Presión para el primer trimestre
Desde Fundación Capital se planteó que “el 2026 inicia con el importante desafío de evitar que la inflación se acomode en el 3% mensual“. En este sentido, se detalló que “la aceleración inflacionaria que comenzó a mediados del 2025, sumado a factores puntuales como el aumento de la carne y los servicios regulados, además del impacto de estacionales, le ponen un piso elevado al IPC de febrero y marzo”.
De hecho, la consultora afirmó que la inflación sería de 2,6% para febrero y 2,8% para marzo, con un acumulado trimestral de 8,5%, por encima del 7,9% del primer trimestre del año pasado. Por su parte, Menéndez comentó que en Eco Go proyecta 3% para febrero, mientras que para marzo estaría en 2,6%-2,7%. “Una desaceleración respecto a febrero, pero también bastante alta“, comentó.
En caso de que ese panorama trazado por los analistas se cumpla, en el primer cuatrimestre del año el gobierno probablemente incumpliría la meta de inflación del 10,1% anual, plasmada en el Presupuesto 2026.
Un 2026 con más inflación de la esperada
Adentrándose más allá del primer trimestre, los pronósticos comenzaron a divergir. Desde la consultora que dirige Martín Redrado afirmaron que “el mes de abril será clave, previéndose un IPC que baje del escalón del 2,5% mensual” si bien no esperan que “quiebre la barrera del 2% en el primer semestre”. Y estimaron “un IPC anual del 29%, sólo ligeramente por debajo del cierre del 2025 (31,5%)“.
Mientras, Méndez argumentó a este medio que el cambio en la política cambiaria y monetaria es “un factor fundamental” ya que permitieron “un puente en el cual consiguieron una buena oferta de dólares que les permitió bajar el tipo de cambio” hasta la llegada de la cosecha gruesa. “Creo que podemos llegar a esperar una desaceleración bastante fuerte por el ancla cambiaria que están teniendo y que es clave en este programa económico del gobierno”, afirmó.

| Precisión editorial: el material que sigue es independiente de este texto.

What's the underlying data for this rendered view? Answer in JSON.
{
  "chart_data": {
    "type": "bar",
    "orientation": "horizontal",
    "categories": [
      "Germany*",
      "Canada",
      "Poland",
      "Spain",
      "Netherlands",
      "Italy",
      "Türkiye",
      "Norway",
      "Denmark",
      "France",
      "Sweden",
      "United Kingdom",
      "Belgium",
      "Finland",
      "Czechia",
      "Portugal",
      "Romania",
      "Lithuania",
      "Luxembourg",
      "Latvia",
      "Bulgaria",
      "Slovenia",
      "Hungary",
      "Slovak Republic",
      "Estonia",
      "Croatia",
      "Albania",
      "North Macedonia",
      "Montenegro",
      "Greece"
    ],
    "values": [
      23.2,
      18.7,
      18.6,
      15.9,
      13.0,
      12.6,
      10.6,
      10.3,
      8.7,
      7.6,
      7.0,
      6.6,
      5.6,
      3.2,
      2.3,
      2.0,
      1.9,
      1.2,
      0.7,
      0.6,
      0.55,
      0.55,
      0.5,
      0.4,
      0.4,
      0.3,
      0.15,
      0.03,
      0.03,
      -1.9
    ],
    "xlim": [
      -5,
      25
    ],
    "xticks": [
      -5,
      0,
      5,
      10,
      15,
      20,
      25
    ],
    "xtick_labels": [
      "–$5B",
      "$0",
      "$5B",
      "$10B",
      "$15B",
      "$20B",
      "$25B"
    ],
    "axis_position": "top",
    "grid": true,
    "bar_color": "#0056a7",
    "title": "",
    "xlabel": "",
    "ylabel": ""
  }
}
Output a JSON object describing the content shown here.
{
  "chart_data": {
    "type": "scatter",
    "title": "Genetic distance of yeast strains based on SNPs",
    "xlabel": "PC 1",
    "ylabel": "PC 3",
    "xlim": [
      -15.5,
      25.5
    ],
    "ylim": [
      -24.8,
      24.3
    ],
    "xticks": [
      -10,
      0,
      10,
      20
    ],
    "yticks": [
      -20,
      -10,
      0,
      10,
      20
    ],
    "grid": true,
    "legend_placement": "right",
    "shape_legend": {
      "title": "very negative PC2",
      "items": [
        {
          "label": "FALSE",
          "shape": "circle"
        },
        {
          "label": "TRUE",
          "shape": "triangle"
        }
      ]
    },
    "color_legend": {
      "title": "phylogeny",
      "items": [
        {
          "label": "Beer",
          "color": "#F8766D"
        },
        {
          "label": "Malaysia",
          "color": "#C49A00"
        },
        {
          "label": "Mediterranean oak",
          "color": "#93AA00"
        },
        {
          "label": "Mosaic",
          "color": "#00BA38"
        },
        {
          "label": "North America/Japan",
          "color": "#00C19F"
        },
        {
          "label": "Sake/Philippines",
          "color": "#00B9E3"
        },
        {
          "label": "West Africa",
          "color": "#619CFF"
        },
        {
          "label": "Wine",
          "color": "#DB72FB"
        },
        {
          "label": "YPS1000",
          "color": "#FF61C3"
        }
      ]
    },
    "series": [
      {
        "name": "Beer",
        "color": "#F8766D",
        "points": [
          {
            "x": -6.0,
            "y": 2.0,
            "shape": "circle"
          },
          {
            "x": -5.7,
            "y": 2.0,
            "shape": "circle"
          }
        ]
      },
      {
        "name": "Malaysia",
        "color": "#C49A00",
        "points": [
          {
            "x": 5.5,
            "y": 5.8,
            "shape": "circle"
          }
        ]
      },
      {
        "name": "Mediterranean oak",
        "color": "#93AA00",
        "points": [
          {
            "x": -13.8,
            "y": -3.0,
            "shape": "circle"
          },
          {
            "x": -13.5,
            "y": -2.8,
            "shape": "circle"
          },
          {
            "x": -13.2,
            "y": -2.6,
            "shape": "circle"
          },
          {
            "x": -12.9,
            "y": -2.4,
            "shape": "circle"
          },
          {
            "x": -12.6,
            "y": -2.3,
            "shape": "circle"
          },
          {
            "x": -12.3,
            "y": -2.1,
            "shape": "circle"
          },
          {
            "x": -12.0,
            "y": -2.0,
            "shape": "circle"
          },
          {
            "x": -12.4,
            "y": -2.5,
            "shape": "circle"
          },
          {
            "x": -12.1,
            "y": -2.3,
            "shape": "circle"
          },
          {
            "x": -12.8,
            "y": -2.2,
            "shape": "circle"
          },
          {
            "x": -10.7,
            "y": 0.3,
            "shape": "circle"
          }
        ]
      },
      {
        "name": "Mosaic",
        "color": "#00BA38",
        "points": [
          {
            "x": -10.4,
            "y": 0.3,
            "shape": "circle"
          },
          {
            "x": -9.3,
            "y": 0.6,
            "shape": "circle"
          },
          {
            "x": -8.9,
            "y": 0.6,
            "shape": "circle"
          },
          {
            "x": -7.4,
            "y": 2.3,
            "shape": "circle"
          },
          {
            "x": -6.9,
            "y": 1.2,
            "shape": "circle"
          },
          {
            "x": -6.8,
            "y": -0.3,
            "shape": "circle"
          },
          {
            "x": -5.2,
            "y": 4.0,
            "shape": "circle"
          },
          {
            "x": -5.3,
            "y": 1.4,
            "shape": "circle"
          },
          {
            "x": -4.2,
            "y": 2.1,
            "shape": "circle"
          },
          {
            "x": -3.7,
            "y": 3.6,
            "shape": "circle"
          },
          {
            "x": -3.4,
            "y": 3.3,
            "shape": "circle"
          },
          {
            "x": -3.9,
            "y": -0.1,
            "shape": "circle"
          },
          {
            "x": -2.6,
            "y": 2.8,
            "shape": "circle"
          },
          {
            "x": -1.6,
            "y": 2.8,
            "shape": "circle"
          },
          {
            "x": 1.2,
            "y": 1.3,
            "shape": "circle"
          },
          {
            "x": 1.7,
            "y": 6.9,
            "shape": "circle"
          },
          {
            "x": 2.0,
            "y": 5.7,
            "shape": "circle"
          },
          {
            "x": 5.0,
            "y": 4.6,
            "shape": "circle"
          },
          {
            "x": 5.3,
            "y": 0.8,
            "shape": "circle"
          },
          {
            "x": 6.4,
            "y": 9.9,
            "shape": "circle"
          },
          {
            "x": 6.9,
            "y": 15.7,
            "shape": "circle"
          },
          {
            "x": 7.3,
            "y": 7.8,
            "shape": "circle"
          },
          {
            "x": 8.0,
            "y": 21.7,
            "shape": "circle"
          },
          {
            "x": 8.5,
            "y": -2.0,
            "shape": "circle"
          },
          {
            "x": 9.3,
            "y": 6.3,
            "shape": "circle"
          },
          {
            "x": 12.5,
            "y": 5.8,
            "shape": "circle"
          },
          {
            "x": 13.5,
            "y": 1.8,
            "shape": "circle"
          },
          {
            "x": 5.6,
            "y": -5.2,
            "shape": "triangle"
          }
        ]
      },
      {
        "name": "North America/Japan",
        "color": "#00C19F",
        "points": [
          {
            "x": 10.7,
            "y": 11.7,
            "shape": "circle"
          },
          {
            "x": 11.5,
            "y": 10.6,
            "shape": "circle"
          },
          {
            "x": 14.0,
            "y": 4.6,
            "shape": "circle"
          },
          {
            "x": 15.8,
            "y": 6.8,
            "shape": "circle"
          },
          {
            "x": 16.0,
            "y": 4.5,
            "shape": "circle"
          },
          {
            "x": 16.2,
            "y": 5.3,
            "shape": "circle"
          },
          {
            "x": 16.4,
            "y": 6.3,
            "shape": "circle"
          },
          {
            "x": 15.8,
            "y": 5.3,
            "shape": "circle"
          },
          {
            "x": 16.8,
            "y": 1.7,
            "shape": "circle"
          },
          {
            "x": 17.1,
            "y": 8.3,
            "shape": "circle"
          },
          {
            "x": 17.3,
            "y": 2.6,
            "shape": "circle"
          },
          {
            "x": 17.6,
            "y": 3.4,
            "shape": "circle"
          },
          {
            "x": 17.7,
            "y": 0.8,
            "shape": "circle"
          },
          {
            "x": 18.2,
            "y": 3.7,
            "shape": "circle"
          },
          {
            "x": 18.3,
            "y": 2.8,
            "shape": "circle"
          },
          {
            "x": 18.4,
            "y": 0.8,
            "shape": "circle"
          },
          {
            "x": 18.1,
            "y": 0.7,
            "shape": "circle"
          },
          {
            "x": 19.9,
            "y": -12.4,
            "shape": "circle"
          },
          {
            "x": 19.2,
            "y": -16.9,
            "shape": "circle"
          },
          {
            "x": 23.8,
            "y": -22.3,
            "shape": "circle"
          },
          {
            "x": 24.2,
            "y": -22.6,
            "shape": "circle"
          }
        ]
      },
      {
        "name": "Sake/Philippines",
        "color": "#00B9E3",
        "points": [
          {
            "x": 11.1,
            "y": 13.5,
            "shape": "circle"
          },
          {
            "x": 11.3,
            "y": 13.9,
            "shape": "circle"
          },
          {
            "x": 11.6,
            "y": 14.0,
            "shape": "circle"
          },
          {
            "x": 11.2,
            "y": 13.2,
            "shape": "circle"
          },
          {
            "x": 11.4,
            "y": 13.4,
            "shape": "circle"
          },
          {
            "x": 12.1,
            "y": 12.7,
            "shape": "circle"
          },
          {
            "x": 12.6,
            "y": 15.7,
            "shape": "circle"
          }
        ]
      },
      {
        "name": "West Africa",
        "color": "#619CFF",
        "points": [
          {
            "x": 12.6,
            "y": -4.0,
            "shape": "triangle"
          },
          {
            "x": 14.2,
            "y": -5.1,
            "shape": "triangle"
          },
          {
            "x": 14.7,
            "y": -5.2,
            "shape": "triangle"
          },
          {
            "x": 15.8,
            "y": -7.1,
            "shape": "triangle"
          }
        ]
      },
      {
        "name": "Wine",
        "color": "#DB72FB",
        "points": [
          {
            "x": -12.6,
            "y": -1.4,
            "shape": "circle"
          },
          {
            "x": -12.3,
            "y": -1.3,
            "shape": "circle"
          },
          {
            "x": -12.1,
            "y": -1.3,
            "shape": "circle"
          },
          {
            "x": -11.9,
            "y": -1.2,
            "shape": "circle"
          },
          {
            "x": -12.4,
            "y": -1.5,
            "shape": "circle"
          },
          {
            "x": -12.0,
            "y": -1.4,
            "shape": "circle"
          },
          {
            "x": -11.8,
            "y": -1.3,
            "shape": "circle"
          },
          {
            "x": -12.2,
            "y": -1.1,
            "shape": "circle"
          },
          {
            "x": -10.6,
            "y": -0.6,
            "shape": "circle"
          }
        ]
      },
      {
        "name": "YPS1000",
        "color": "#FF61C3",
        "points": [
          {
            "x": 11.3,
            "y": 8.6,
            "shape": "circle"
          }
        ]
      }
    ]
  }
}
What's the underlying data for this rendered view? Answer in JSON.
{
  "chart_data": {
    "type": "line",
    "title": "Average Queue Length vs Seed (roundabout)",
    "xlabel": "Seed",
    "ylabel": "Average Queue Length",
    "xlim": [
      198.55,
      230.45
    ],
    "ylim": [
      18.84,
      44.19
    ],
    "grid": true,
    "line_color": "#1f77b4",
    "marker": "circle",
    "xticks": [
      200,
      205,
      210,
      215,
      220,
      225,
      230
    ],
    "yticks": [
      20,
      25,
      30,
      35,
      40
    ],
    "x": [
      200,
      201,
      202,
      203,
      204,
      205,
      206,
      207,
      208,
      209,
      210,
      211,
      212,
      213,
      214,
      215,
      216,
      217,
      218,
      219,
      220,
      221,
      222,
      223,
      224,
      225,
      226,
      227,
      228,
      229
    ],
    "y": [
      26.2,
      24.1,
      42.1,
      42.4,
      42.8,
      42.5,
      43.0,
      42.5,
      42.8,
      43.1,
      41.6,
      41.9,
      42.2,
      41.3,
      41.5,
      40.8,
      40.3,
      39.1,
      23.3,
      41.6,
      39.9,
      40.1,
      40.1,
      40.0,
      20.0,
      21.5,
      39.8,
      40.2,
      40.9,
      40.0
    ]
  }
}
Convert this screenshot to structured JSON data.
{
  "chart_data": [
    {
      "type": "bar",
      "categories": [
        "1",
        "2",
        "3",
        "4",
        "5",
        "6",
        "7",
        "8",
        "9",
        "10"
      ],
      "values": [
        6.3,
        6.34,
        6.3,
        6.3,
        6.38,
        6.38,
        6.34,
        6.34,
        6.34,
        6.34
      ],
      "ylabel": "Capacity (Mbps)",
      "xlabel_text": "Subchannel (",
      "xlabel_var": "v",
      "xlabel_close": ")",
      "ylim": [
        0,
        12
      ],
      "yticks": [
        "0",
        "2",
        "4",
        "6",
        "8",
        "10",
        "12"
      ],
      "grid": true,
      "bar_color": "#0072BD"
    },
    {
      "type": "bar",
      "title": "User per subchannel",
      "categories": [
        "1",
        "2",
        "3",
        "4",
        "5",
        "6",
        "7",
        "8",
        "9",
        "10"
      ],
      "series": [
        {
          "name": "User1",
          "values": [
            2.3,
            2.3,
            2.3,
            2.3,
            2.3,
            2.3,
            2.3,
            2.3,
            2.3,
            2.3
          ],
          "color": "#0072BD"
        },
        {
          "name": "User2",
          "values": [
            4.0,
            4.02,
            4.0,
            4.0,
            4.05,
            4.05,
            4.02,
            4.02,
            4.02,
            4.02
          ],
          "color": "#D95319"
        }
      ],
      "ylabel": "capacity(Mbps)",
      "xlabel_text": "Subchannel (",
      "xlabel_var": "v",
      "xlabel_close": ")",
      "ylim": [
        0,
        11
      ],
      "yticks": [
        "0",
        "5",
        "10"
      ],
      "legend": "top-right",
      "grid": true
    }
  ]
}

Y ahondó: “Creo que este año podemos volver a ver algo parecido al año pasado, donde la inflación ahora está cerca del 3%, después baja cerca del 2%, y después acerca del 1%, y que pueda llegar a perforar el 1%. Sin embargo, creo que el camino no es lineal“.
Marcando distancia, Tiscornia dudó de que la cuestión cambiaria “sea un factor tan incidente en lo que esté pasando en la dinámica de los precios, porque el tipo de cambio ha venido bajando desde octubre para acá”.
Desde su perspectiva, “el gobierno tiene que regular la parte monetaria para que la inflación baje”, aunque eso implique que “el costo de eso es que la actividad económica ande floja”. Sobre este punto, comentó que debieron corregir sus estimaciones de finales del año pasado. “Estábamos más más cerca de 15% anual (en 2026) y ahora estamos más cerca del 20%”.
Por su parte, Iván Cachanosky, Economista Jefe en la Fundación Libertad y Progreso, explicó a este medio que “lo más probable es que la inflación cierre este año más cerca del 20% que del 14%” que venían observando. De todas maneras, afirmó que “el proceso de desinflación será retomado en los próximos meses y se podría estar alcanzando una inflación mensual cercano al 1% para el último trimestre del año”.